GRAND JUNCTION, Colo. There's never an occasion when it's safe for parents to leave children in cars, but as summer approaches, the risks grow even more, emergency responders said.
44 children died of vehicular heatstroke in 2013 in the U.S. Five have already died from the same cause this year.
"It's very important because I've seen many videos and it does get very hot very very fast and it's very important that you always have them with you," said Carrie Ostrander, a mom of two.
Temperatures in cars can be dramatically higher than outside. For example, at 12:45 p.m. on Friday, it was 68 degrees.

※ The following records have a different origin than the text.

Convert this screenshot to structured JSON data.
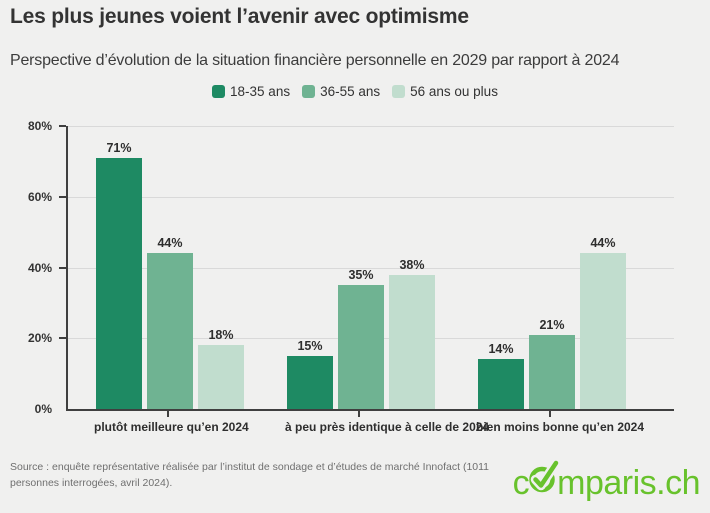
{
  "chart_data": {
    "type": "bar",
    "title": "Les plus jeunes voient l’avenir avec optimisme",
    "subtitle": "Perspective d’évolution de la situation financière personnelle en 2029 par rapport à 2024",
    "categories": [
      "plutôt meilleure qu’en 2024",
      "à peu près identique à celle de 2024",
      "bien moins bonne qu’en 2024"
    ],
    "series": [
      {
        "name": "18-35 ans",
        "color": "#1e8a63",
        "values": [
          71,
          15,
          14
        ]
      },
      {
        "name": "36-55 ans",
        "color": "#6fb392",
        "values": [
          44,
          35,
          21
        ]
      },
      {
        "name": "56 ans ou plus",
        "color": "#c1ddce",
        "values": [
          18,
          38,
          44
        ]
      }
    ],
    "ylim": [
      0,
      80
    ],
    "yticks": [
      0,
      20,
      40,
      60,
      80
    ],
    "ytick_suffix": "%",
    "value_suffix": "%",
    "grid": true,
    "legend_position": "top"
  },
  "source": {
    "text": "Source : enquête représentative réalisée par l’institut de sondage et d’études de marché Innofact (1011 personnes interrogées, avril 2024)."
  },
  "logo": {
    "text": "comparis.ch",
    "color": "#68c22c"
  },
  "style_colors": {
    "background": "#f0f0ef",
    "axis": "#3f3f3f",
    "gridline": "#d9d9d9",
    "title_text": "#333333",
    "source_text": "#6f6f6f"
  }
}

But a heat gun detected the temperature inside of a car to be upwards of 90 degrees.
"Even though you may have tinted windows and things of that nature, just leave a car for a very short period of time in 90-100 degree weather and you come back in minutes later and it's significant heat differences upwards of 120-130 degrees," said Jody Hudson, of the Grand Junction Fire Department.
Young children are extra sensitive to harsh heat conditions.
"The younger they are, the higher risk they are to having these subtle changes to major changes in heat emergencies that they can't communicate to you," Hudson said.
Emergency responders ask parents to take their children with them out of the car even if they're running a quick errand. People can report a child alone in a car at anytime, even if it's not hot outside.
Also, parents are encouraged check the back seat and trunk of the car before they lock it even if they don't think their children are with them.